本当に無残でやりきれない事件でしたが、犯人が何度もネットに送信していたのも、彼は自分の起こそうとしている凶行を誰かに止めてもらいたかったのではないかと感じました。限りなく残虐な事件でしたが、今までの劇場型犯罪とはちょっと違うような、、。

心のブレーキが効かなくなった犯人によって被害にあった人々、、、その人達も色々苦しみ、悲しみを日々乗り越えながら、或る時は人の苦しみにも寄り添いながらの毎日の中でふと訪れた秋葉原での事件であろうことが尚更つらいです。

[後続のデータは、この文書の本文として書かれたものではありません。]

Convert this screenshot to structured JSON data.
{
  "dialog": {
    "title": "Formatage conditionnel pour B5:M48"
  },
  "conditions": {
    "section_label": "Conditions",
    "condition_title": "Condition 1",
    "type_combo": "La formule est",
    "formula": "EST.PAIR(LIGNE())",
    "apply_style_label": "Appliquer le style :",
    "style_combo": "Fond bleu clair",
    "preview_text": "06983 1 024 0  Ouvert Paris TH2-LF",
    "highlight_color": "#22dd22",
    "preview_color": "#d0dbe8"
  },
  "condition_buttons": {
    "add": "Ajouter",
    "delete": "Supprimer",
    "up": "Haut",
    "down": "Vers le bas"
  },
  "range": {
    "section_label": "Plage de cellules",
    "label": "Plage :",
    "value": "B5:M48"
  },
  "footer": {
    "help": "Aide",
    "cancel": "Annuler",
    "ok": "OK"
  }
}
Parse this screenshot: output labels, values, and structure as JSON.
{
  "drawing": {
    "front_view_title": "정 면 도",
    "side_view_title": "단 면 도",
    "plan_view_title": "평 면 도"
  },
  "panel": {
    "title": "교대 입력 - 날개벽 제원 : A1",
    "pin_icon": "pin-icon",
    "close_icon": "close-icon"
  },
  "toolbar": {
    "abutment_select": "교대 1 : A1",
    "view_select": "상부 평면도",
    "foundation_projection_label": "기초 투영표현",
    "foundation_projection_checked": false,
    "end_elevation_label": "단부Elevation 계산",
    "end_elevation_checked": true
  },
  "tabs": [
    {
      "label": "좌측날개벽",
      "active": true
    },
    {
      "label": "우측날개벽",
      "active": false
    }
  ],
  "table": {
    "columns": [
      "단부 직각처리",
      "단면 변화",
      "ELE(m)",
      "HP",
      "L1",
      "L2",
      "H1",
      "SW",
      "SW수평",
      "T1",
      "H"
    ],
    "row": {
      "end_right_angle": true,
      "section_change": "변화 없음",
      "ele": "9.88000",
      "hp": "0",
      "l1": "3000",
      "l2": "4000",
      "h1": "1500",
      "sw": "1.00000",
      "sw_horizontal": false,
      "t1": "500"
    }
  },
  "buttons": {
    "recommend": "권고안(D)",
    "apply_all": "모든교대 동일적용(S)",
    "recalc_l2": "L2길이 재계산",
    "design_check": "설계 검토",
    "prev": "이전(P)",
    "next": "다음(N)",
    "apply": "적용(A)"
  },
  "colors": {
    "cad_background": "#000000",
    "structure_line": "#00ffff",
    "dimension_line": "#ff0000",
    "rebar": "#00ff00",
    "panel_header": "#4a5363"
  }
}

詳しいことは知りませんでした。武宮舞さんは誰からも好かれた方と皆が言ってられたようですが、かばって亡くなったとは、本当に心が痛みます。

亡くなられた方々のご冥福を心からお祈りします。
Commented by sprewell8_daisuki at 2008-06-12 11:30
この事件、いろいろと考えさせられますが、「他人事じゃないな」と思った人も居るのではないかと思いました。
格差が大きくなって、解雇の影におびえながら仕事をしてる人も多いでしょうし、耐え難いほどの孤独を抱えてる人も多いと思います。
そういう人に対して「自分が悪いんでしょ」と言い切れてしまう若い人も多いみたいですし・・・。
嫌な世の中ですよね。
Commented by yoshihiroueda at 2008-06-13 07:02
★ ぶんさん、
ネットに救いの手を求めていたのかもしれないけど、救いの手を差し伸べようとした「友だち」にも心ない言葉を返していたんですよね。その「友だち」(九郎さんのところに少し書かれている) も無力感で落ち込んでいるのではなかろうかと心配です。
おっしゃるようにみんな悩み苦しみを抱えて生きている、そういうことに思いがいかないようになってしまうのも悲しいし、「社会のせい」って昔から使われてきた言い訳が、言い訳と切り捨てられないような気がしてきています。
Commented by yoshihiroueda at 2008-06-13 07:13
★ すぷりーさん、
「格差に関して」で紹介したグレアムがいうように、格差があってもその底辺も昔に比べたら豊かだというのはあるのだとうは思うのですが、その絶望感は昔と比べようもなく大きくなっているのだと思います。「勝ち組」、「負け組」の言葉には、それらの区別が固定化されたようなイメージがありますし、最初に正社員になれないとそれが固定化されてしまうというのは現実であると思います。